She used a prince’s multimillion-dollar proceeds from a real estate sale to buy herself a house, bought pricey jewelry with his money and transferred hefty sums out of one of his bank accounts.
But a former lawyer for Brunei’s Prince Jefri Bolkiah told a court Wednesday that all that was part of her job and getting paid for it — not theft, as the prince claims.
Jefri, the so-called “playboy prince” of one of the world’s richest royal families, says Faith Zaman Derbyshire and her husband, attorney Thomas Derbyshire, abused his trust to steal about $7 million from him. They say he owes them $12 million or more in fees and authorized everything they did.
Jefri, the youngest brother of Brunei’s Sultan Hassanal Bolkiah, is renowned for his opulent lifestyle — he once owned more than 2,000 cars and 600 properties, according to a Delaware court ruling.
He’s spent much of the past decade fighting with his brother’s government, which accused Jefri of embezzling nearly $16 billion from Brunei’s state coffers while he was its finance minister, nearly bankrupting the tiny country on the island of Borneo.
Jefri denied any wrongdoing but agreed in 2000 to repay money to Brunei’s investment arm.
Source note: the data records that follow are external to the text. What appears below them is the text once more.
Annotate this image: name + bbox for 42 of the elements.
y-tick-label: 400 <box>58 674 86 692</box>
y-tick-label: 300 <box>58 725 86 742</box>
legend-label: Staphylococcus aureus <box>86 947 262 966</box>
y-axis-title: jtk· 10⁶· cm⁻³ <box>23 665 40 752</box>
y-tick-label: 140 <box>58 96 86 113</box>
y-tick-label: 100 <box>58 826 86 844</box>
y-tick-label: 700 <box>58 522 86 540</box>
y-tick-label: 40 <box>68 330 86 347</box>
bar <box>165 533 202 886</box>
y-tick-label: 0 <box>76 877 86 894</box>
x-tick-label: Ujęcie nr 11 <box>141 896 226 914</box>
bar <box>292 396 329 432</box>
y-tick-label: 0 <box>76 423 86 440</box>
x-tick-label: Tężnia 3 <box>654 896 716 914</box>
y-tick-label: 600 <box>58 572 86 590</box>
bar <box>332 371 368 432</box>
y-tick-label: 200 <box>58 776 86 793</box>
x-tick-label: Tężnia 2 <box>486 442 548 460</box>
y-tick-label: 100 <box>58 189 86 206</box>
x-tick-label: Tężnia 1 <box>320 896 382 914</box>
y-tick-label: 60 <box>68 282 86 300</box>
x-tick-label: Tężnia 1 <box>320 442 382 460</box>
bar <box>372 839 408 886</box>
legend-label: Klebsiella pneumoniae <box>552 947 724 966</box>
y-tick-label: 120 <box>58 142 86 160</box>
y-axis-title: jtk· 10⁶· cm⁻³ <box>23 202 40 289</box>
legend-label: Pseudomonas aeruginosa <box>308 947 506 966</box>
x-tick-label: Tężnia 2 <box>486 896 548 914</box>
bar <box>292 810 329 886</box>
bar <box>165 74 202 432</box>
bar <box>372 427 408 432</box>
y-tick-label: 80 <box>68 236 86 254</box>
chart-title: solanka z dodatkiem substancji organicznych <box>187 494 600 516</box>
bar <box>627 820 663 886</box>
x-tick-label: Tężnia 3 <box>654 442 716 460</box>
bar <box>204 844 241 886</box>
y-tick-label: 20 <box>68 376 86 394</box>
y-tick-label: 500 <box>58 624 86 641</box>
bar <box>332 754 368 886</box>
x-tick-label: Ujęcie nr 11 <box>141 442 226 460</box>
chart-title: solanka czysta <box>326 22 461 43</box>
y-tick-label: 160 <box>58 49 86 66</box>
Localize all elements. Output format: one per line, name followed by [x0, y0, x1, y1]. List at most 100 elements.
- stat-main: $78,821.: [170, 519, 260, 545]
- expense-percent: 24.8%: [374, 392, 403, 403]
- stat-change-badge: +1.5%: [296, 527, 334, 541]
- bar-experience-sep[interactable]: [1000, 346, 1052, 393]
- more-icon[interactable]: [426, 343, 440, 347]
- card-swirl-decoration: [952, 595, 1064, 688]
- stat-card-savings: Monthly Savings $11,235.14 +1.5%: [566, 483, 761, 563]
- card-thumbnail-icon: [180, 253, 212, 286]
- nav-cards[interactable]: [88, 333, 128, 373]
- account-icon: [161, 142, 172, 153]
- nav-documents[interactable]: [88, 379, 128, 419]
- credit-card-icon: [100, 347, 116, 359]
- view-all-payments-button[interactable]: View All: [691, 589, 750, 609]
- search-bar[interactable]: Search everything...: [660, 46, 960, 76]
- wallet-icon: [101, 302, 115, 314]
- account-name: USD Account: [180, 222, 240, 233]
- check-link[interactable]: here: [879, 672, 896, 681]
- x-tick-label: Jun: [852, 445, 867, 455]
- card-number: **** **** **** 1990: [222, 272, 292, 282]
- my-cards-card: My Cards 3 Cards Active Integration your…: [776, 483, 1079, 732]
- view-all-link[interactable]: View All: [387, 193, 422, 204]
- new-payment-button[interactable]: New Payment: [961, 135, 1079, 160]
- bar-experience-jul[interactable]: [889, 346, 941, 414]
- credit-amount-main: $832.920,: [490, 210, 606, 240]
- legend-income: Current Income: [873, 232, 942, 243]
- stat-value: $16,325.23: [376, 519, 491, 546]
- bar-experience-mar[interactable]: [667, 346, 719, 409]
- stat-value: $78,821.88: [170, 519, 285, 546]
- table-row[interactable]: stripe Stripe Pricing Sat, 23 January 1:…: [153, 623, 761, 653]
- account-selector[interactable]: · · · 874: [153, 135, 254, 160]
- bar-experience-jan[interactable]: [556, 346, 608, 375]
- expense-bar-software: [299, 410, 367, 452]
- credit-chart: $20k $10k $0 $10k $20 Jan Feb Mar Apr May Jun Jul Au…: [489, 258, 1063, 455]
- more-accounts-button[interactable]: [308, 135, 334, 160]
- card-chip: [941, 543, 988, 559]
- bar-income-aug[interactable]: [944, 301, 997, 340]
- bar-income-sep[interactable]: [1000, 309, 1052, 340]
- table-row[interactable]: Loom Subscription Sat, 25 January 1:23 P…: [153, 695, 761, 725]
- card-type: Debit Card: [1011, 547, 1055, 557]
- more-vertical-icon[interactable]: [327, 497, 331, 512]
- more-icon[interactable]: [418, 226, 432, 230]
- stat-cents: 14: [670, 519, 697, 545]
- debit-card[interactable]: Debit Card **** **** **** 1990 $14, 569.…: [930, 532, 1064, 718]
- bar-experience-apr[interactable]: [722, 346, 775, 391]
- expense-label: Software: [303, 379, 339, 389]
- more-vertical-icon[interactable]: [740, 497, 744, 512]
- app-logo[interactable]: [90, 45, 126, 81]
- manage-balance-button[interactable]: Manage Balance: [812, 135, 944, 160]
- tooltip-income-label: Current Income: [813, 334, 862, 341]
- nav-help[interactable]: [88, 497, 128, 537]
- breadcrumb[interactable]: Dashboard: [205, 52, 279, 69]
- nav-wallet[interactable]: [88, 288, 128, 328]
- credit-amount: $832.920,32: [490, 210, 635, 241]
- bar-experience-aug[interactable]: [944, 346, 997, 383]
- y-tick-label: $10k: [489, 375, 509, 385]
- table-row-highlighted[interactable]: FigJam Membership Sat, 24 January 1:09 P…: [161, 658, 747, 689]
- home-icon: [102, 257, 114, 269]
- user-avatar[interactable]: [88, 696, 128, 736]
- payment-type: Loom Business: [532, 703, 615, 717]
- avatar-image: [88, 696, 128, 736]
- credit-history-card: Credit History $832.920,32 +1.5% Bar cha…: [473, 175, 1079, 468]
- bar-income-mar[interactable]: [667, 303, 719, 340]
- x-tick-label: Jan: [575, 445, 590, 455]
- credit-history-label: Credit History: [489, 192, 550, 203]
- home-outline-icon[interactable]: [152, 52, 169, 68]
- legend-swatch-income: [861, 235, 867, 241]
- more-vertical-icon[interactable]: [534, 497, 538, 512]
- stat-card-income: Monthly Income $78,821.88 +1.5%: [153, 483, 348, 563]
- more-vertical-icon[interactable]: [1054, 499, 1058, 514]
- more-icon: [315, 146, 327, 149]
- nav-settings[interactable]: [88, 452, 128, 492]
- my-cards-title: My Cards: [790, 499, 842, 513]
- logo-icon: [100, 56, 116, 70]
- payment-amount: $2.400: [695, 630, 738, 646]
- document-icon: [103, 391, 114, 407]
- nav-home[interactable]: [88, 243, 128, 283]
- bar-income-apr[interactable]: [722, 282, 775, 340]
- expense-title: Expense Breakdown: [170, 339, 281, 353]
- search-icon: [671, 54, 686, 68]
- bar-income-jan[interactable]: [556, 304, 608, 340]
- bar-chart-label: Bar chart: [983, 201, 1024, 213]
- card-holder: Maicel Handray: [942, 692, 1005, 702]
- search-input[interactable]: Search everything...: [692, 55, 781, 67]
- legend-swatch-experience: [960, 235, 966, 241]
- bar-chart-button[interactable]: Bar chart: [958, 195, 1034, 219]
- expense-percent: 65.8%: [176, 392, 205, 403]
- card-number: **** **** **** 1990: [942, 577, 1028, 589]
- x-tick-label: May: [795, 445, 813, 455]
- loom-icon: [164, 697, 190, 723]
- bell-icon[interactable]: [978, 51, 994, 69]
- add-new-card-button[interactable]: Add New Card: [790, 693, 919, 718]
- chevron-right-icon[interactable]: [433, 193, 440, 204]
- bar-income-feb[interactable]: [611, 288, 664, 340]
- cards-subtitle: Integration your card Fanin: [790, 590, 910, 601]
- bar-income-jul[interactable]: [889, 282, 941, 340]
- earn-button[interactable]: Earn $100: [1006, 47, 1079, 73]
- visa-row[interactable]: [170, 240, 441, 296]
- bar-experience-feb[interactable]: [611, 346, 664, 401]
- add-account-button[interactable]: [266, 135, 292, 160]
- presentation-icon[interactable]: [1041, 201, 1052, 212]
Amid years of ensuing disputes as the Brunei government pressed him to turn over promised assets, he hired the Derbyshires in 2004. Both were London-based barristers, a British term for lawyers.
Jefri testified last week that he gave them broad powers to handle his legal affairs and help run his businesses, and that he wasn’t aware until later that they used their authority to do such things as buy jewelry with his corporate credit cards.
On Friday, Faith Derbyshire calmly explained a series of transactions the prince is disputing.
She put $5 million from the sale of his Las Vegas ranch toward buying herself a home in Manhattan Beach, Calif., because Jefri told her to “bank the proceeds from the (sale) and use them to discharge the fees that he would pay to me under my retainer,” she said. The retainer amount is in dispute, but both sides say the prince agreed to pay the couple a total of at least 2 million British pounds (now about $3.1 million) a year.
A $100,000 transfer out of one of the prince’s bank accounts was either to pay expenses for one of his properties or reimburse money the couple had already advanced, she said. The Derbyshires ultimately fronted $500,000 for that property and got back only $200,000, she said.
And the $16,000 worth of watches — two Rolexes, one Cartier — she bought with the prince’s money weren’t for her or her husband, but for the royal family, she said.
“Prince Bahar (one of Jefri’s sons) asked me to buy the Cartier one for a particular lady,” she recalled.
The Derbyshires were fired in 2006. Jefri later sued them.
The trial is due to continue next week. It made tabloid headlines after word emerged earlier this month that the prince once kept sexually explicit, life-sized, custom-made statues at a Long Island estate that is part of the globe-trotting backdrop of the dispute.
But the judge has barred any mention of the statues during the trial.